As all living things, the human species needs energy to do what needs to be done.  We get some of that energy through our social interactions (e.g.,  electricity) but the most essential part is what we need to keep the organs of our body functioning --  our liver monitoring glucose levels, our muscles keeping us standing or sitting, our neurons firing, -- and that is the energy we take in through food.  From a long term historical perspective, most of our past 200 thousand years on this planet has been a sort of parasitic existence, where we steal the energy that other things had harvested from the sun.  We gathered nuts and tubers and berries and hunted the animals that eat those same nuts and tubers and berries.  It was apparently highly successful, just as it has been with many other species that rely on plants to harvest their energy for them. 
            Then agriculture became involved.  By establishing a synergistic relationship with animals and plants (i.e., the process of domestication) we gave them life and they gave us more energy than we could get from our normal mode of hunting and gathering.  We expend a small amount of energy (cultivating the land, planting the seeds, harvesting the crops) and reap much more.  It is a good deal for us.  It is also a good deal for the plants and animals involved.  One of the truly vital things any plant species must do is disperse its seeds, and there is no better seed disperser than us, when we get a hankering to eat a particular kind of plant.  Consequently Zea maize (what we call corn) has a distribution that is millions of times larger than the distribution of its most recent ancestor, teosinte, a weedy grass limited in its distribution to the local areas in and around the central valley of Mexico. 

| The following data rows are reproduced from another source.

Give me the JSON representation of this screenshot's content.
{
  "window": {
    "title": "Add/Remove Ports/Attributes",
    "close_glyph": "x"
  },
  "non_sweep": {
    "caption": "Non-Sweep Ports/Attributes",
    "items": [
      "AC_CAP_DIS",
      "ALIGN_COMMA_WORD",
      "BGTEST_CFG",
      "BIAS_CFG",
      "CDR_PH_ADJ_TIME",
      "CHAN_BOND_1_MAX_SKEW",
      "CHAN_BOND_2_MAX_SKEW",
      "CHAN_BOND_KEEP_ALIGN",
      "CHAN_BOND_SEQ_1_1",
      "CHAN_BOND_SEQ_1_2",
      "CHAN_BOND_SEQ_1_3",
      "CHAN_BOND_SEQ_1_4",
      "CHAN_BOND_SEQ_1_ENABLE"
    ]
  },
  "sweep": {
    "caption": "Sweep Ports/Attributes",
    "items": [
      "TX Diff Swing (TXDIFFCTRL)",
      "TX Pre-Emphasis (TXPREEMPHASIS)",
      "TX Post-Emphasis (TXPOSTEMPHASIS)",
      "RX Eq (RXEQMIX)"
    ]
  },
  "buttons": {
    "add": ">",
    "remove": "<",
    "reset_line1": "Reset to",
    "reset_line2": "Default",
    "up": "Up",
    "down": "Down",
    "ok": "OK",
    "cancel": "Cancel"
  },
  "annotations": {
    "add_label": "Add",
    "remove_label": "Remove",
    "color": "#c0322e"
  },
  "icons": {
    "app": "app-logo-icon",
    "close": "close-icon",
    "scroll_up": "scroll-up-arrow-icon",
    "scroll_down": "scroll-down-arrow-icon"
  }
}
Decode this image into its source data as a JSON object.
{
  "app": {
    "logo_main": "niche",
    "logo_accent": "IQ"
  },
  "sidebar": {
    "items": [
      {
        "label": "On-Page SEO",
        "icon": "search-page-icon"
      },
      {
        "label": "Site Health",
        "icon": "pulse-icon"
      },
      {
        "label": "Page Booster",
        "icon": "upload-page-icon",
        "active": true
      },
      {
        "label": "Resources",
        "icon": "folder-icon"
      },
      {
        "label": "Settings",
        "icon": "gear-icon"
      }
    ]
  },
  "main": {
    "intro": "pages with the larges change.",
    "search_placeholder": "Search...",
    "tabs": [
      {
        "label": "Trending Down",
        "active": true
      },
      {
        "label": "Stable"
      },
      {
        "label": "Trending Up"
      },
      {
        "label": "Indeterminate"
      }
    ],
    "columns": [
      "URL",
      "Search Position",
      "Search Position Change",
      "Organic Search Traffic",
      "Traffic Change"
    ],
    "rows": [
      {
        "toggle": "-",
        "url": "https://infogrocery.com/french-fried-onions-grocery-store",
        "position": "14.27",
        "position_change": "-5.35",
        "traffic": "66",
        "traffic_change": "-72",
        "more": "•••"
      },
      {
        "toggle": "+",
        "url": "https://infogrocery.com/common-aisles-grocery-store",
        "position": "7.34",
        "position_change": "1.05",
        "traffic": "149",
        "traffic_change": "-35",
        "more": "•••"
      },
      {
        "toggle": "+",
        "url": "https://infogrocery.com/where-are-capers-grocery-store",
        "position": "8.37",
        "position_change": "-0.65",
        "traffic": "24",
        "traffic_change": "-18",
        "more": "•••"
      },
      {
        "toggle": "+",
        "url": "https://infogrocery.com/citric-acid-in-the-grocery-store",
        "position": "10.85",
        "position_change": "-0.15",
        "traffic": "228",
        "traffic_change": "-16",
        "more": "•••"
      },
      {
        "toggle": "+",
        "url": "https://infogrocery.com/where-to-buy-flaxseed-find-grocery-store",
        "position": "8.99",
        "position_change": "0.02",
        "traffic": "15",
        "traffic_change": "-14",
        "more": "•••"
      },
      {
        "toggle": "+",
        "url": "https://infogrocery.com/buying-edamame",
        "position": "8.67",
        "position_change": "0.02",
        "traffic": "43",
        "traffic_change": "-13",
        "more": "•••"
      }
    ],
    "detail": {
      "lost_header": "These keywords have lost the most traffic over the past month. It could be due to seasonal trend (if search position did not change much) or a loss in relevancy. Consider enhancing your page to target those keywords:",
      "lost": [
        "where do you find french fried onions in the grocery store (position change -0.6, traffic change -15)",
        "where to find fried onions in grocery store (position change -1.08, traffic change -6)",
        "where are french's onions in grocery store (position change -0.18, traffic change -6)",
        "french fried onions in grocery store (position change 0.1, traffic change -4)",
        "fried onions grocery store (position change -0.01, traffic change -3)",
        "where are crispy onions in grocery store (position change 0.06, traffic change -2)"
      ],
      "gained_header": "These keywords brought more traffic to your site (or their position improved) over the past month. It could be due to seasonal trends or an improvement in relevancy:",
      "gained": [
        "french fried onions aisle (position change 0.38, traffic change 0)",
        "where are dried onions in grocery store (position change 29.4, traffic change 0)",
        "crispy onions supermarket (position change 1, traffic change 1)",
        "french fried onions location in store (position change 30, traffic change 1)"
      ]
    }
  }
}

            But corn got greedy.  Rather than simply being satisfied with its comfortable mutualism with us, where we insure its dispersal around the world and it provides us with energy, it started demanding more and more energy input for less and less energy output.  Much as the infamous Audry II from “Little shop of Horrors” who demanded ever more human blood, corn has entrapped us and demands that we supply it with ever more energy-rich inputs, yet gives us less and less energy output, relatively speaking.  That entrapment comes through the industrial agricultural system that corn (and other crops) have imposed on us since the second World War.  We are forced to supply energy in the form of artificial fertilizer, energy in the form of pesticides, energy in the form of machines that run across the soil and on the roads in the distribution network.  And while corn (and its partners in crime, wheat, rice, beans, etc…) has it great, we are not doing so well.  Indeed, the tipping point was clearly traversed when corn decided to become a biofuel.  With our hardly noticing, it demands that we supply it with more energy than it gives back to us.  And according to basic biological principles, when one organism sucks energy out of another organism, beyond whatever energy it might offer in return, that is the fundamental structure of parasitism.  Corn has become an ectoparasite on humans!